Myocardial phosphorylation of (a) AKT, (b) PLN in mice injected with intravenous (i.v.) bolus of saline or insulin (1 U/kg) and increasing doses of isoproterenol, (c) myocardial phosphorylation of PLN in animals injected with increasing doses of isoproterenol after euglycemic hyperinsulinemic clamps. Quantification of data in western blots is presented in graphs below. Data are presented as mean ± SEM. In (a) and (c) data were analyzed by student t‐ test (**p < 0.01, ****p < 0.0001). PLN, phospholamban; SEM, standard error of the mean.

FIGURE 4

(a) Blood glucose levels, (b) glucose infusion rates and (c) serum insulin levels in animals subject to euglycemic‐hyperinsulinemic clamps. Data are presented as mean ± SEM. In (a), data were analyzed by two‐way repeated measures ANOVA followed by Tukey's post‐hoc test. Statistical significance was set at p < 0.05 (N > 4 animals/group; α, β, γ, Δ—saline vs. insulin, *, ^saline vs. insulin + l‐NAME; α, *p < 0.05, β, p < 0.01, γ, ^p < 0.001, Δ, p < 0.0001).
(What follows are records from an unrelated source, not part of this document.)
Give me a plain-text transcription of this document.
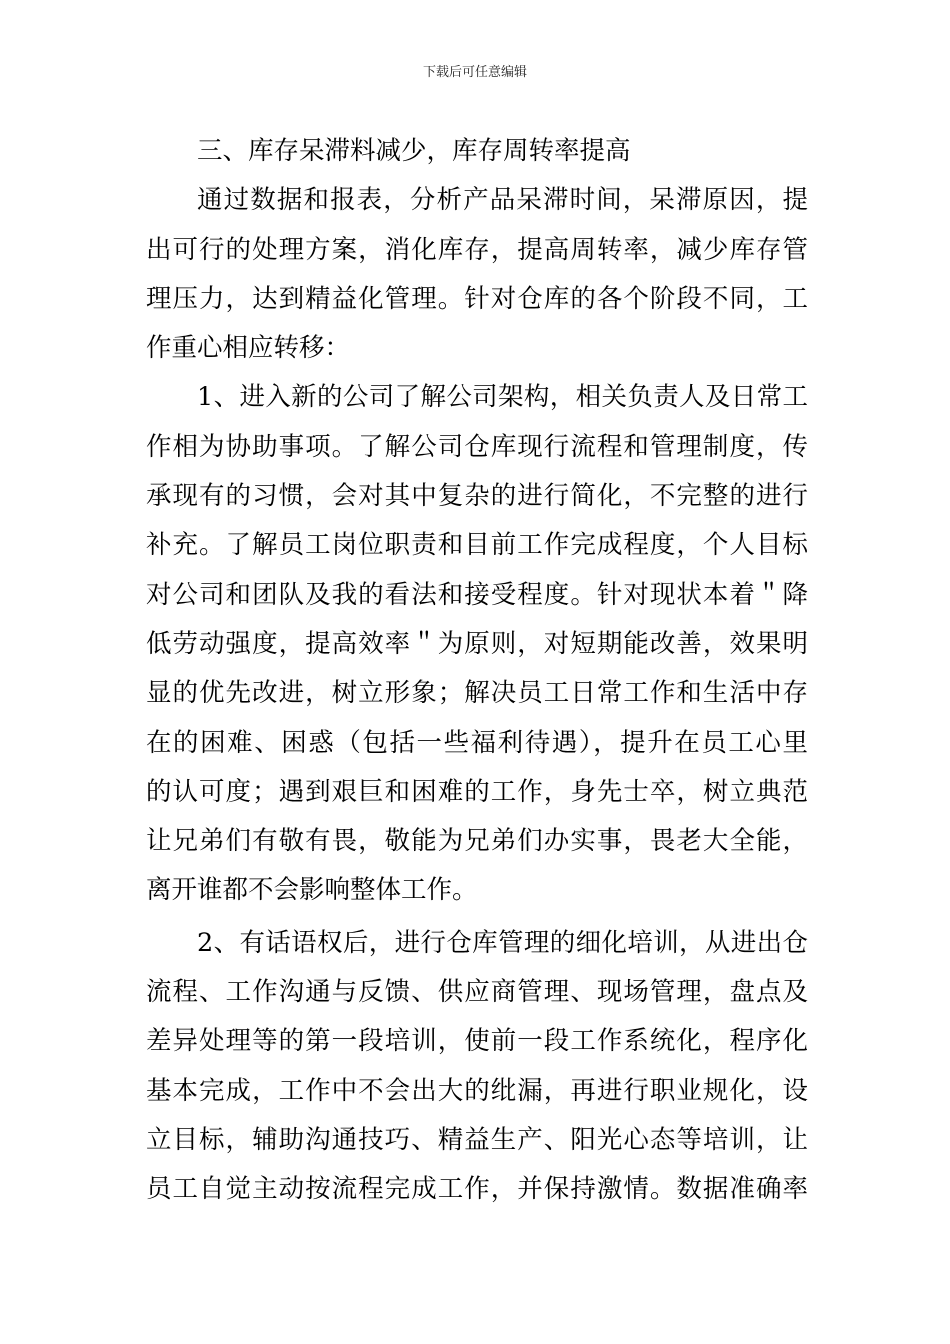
下载后可任意编辑
三、库存呆滞料减少，库存周转率提高
通过数据和报表，分析产品呆滞时间，呆滞原因，提
出可行的处理方案，消化库存，提高周转率，减少库存管
理压力，达到精益化管理。针对仓库的各个阶段不同，工
作重心相应转移：
1、进入新的公司了解公司架构，相关负责人及日常工
作相为协助事项。了解公司仓库现行流程和管理制度，传
承现有的习惯，会对其中复杂的进行简化，不完整的进行
补充。了解员工岗位职责和目前工作完成程度，个人目标
对公司和团队及我的看法和接受程度。针对现状本着＂降
低劳动强度，提高效率＂为原则，对短期能改善，效果明
显的优先改进，树立形象；解决员工日常工作和生活中存
在的困难、困惑（包括一些福利待遇），提升在员工心里
的认可度；遇到艰巨和困难的工作，身先士卒，树立典范
让兄弟们有敬有畏，敬能为兄弟们办实事，畏老大全能，
离开谁都不会影响整体工作。
2、有话语权后，进行仓库管理的细化培训，从进出仓
流程、工作沟通与反馈、供应商管理、现场管理，盘点及
差异处理等的第一段培训，使前一段工作系统化，程序化
基本完成，工作中不会出大的纰漏，再进行职业规化，设
立目标，辅助沟通技巧、精益生产、阳光心态等培训，让
员工自觉主动按流程完成工作，并保持激情。数据准确率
In (c), data were analyzed by repeated measures two‐way ANOVA followed by post‐hoc analysis using Tukey's test (within group comparisons) or Sidak's test (between group comparisons). Statistical significance was set at p < 0.05 (N > 4 animals/group; between group comparisons—**p < 0.01, ****p < 0.0001). ANOVA, analysis of variance; l‐NAME, Nω‐nitro‐l‐arginine methyl ester; SEM, standard error of the mean.

FIGURE 5

Measures of cardiac function as determined by LV invasive hemodynamics in animals subject to euglycemic‐hyperinsulinemic clamp followed by increasing doses of isoproterenol. Data are presented as mean ± SEM and were analyzed by repeated measures two‐way ANOVA to determine difference in inotropic response within and between groups. Statistical significance was set at p < 0.05 (N > 10 animals/group) and no significant differences in response to isoproterenol were present between the groups by Sidak's post‐hoc test. (* ^(t) p < 0.05 by student's t‐test). ANOVA, analysis of variance; LV, left ventricular; SEM, standard error of the mean.